Masih Merindukan Papua


Sr. Huberta Manurung, KSFL

Jelas hati saya masih sering terbanyang ke Tanah Papua karena selama di Papua selalu aktif di sekolah, di paroki, maupun berpastoral ke masyarakat. Betapa pun tantangannya berat dengan medan di Papua, selalu ada solusi untuk tidak mundur, pantang menyerah”.


Fafruar - Sr. Huberta Manurung, KSFL bersyukur atas pengalaman hidup yang dianugerahkan Tuhan kepadanya selama di Papua dari tahun 1984 sampai 2012.  Pengalaman ini tak mudah namun demi ketaatan dan semangat yang tinggi ia pun memutuskan untuk berkarya di Papua.

Awal  perutusannya ke Papua karena waktu itu suster-suter Belanda dari Bennebroek yang berkarya di Papua meninggalkan ladang misinya. Uskup Jayapura pada waktu itu menawarkan kelanjutkan karya mereka kepada kongregasi KSFL.
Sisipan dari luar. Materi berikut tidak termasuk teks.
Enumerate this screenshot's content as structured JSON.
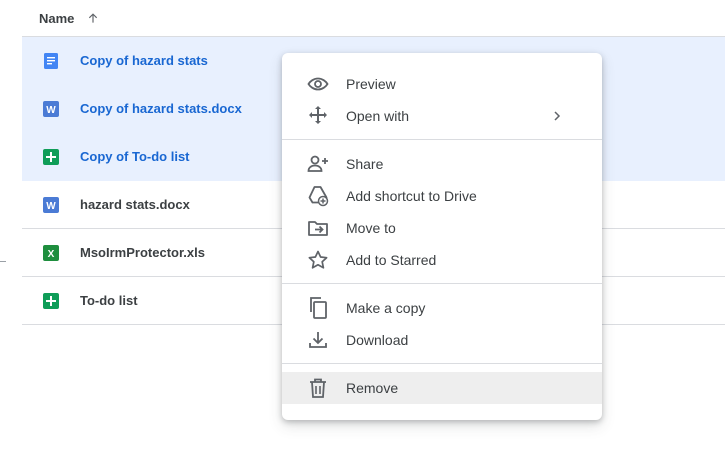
{
  "header": {
    "name_label": "Name",
    "sort_icon": "arrow-up-icon"
  },
  "files": [
    {
      "name": "Copy of hazard stats",
      "icon": "docs-icon",
      "selected": true
    },
    {
      "name": "Copy of hazard stats.docx",
      "icon": "word-icon",
      "selected": true
    },
    {
      "name": "Copy of To-do list",
      "icon": "sheets-icon",
      "selected": true
    },
    {
      "name": "hazard stats.docx",
      "icon": "word-icon",
      "selected": false
    },
    {
      "name": "MsoIrmProtector.xls",
      "icon": "excel-icon",
      "selected": false
    },
    {
      "name": "To-do list",
      "icon": "sheets-icon",
      "selected": false
    }
  ],
  "menu": {
    "items": [
      {
        "label": "Preview",
        "icon": "eye-icon"
      },
      {
        "label": "Open with",
        "icon": "move-arrows-icon"
      },
      {
        "label": "Share",
        "icon": "person-add-icon"
      },
      {
        "label": "Add shortcut to Drive",
        "icon": "drive-shortcut-icon"
      },
      {
        "label": "Move to",
        "icon": "folder-move-icon"
      },
      {
        "label": "Add to Starred",
        "icon": "star-icon"
      },
      {
        "label": "Make a copy",
        "icon": "copy-icon"
      },
      {
        "label": "Download",
        "icon": "download-icon"
      },
      {
        "label": "Remove",
        "icon": "trash-icon"
      }
    ]
  },
  "colors": {
    "selected_row_bg": "#e8f0fe",
    "selected_text": "#1967d2",
    "docs_blue": "#4285f4",
    "word_blue": "#4b7bd5",
    "sheets_green": "#0f9d58",
    "excel_green": "#1e8e3e",
    "hover_bg": "#eeeeee"
  }
}
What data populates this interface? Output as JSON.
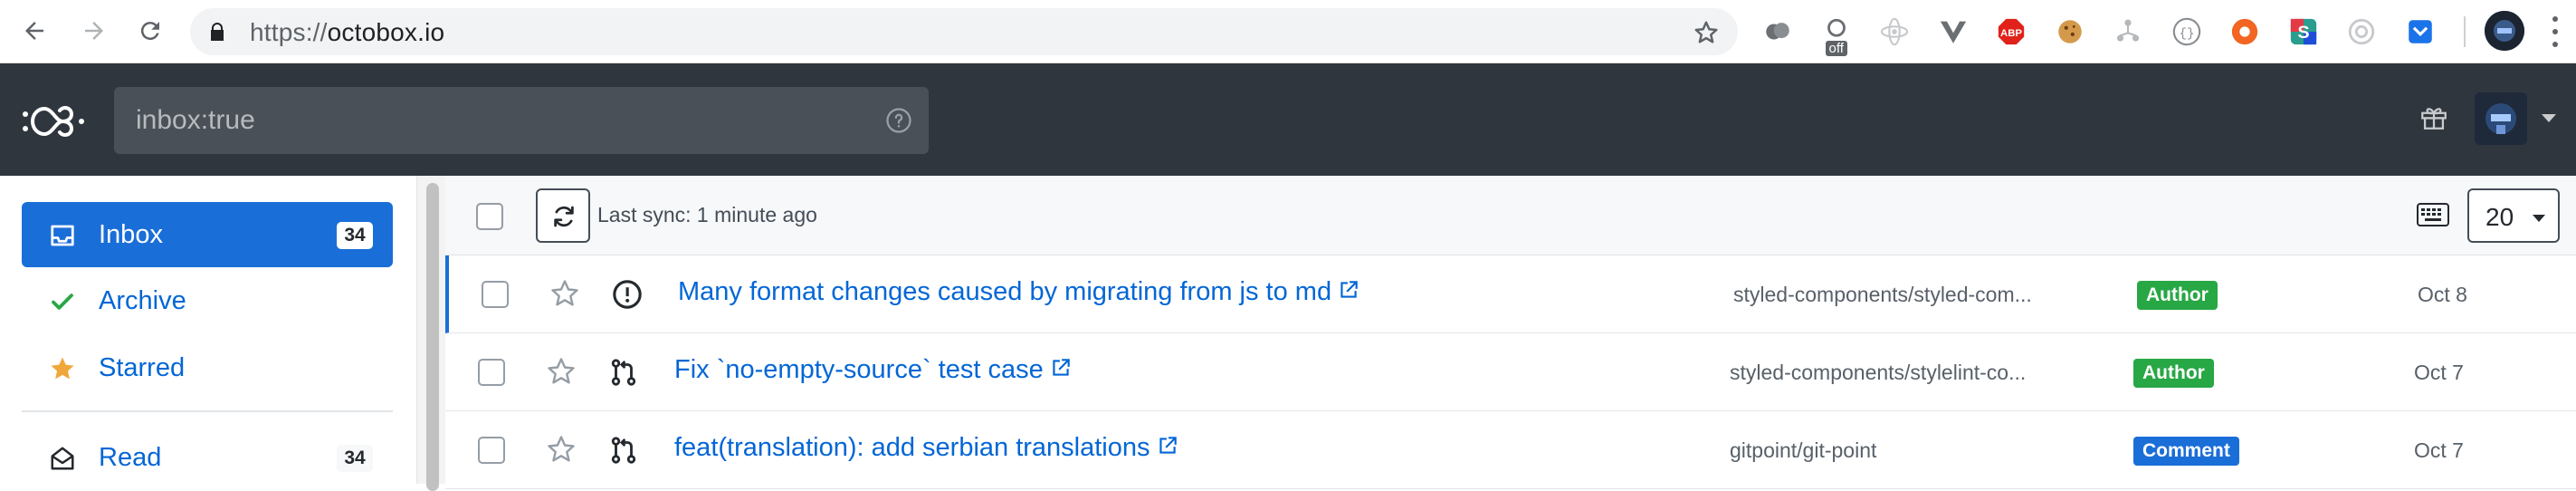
{
  "browser": {
    "url_scheme": "https://",
    "url_host": "octobox.io",
    "extension_off_tag": "off"
  },
  "header": {
    "search_placeholder": "inbox:true"
  },
  "sidebar": {
    "items": [
      {
        "label": "Inbox",
        "count": "34",
        "icon": "inbox-icon",
        "active": true
      },
      {
        "label": "Archive",
        "icon": "check-icon"
      },
      {
        "label": "Starred",
        "icon": "star-icon"
      },
      {
        "label": "Read",
        "count": "34",
        "icon": "envelope-open-icon"
      }
    ]
  },
  "toolbar": {
    "sync_text": "Last sync: 1 minute ago",
    "per_page": "20"
  },
  "notifications": [
    {
      "title": "Many format changes caused by migrating from js to md",
      "repo": "styled-components/styled-components",
      "repo_display": "styled-components/styled-com...",
      "badge": "Author",
      "badge_color": "#28a745",
      "date": "Oct 8",
      "type": "issue-icon"
    },
    {
      "title": "Fix `no-empty-source` test case",
      "repo": "styled-components/stylelint-config-styled-components",
      "repo_display": "styled-components/stylelint-co...",
      "badge": "Author",
      "badge_color": "#28a745",
      "date": "Oct 7",
      "type": "pull-request-icon"
    },
    {
      "title": "feat(translation): add serbian translations",
      "repo": "gitpoint/git-point",
      "repo_display": "gitpoint/git-point",
      "badge": "Comment",
      "badge_color": "#1a6ed8",
      "date": "Oct 7",
      "type": "pull-request-icon"
    }
  ],
  "colors": {
    "header_bg": "#2f363d",
    "accent": "#1a6ed8",
    "link": "#0366d6"
  }
}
Pada saat itu Sr. Huberta masih yunior, dan dalam kapitel ditentukan siapa yang bersedia ke Papua. Namun banyak suster yang mengatakan tidak sanggup karena alasan jarak yang jauh, alasan kesehatan karena ancaman malaria. Sr. Huberta mengangkat tangan dan menyatakan “saya bersedia ke Papua” dan setelah menerima kaul kekal ia berangkat ke Papua pada tahun 1984.

Sampai di Papua Sr. Huberta bingung ketika terjun langsung di tengah umat. Situasi  budaya, hidup keseharian, kehidupan rohani dan mental masyarakat membuatnya terkejut. Namun dalam hati, ia ingin terus mengetahui dan mempelajari sambil menyesuaikan diri dengan fakta yang ada.

Tugas pertama yang diberikan adalah menanggani TK Kuntummekar, dan mendampingi ibu-ibu PKK di Argapura, Jayapura. Mula-mula ia merasa jengkel dan bingung karena para suster Belanda banyak memberi uang dan kebutuhan materi kepada orang miskin, menanggung biaya pendidikan anak-anak di sana, sehingga hal ini menjadi perbedaan antara suster-suster dari Sumatera Utara karena mereka hanya pergi  dengan berbekal semangat dan pakaian secukupnya serta kebutuhan seadanya.

Menghadapi situasi tersebut, terkadang muncul dalam pikiran Sr. Huberta untuk mengambil keputusan mengakhiri karyanya di Papua. Tapi setelah cukup lama mengenal situasi, membuatnya menjadi kuat dan bersemangat untuk terjun ke pastoral umat. Tuntutan medan pastoral di Papua membuatnya harus mendapingi kelompok kecil hingga kelompok besar, yakni ibu-ibu PKK dan umat paroki. Dalam hatinya ia protes karena merasa tidak mempunyai bekal teologi ataupun filsafat. Namun situasi di lapangan turut membentuknya untuk memberi apa yang bisa diberi untuk kebutuhan pastoral di Papua.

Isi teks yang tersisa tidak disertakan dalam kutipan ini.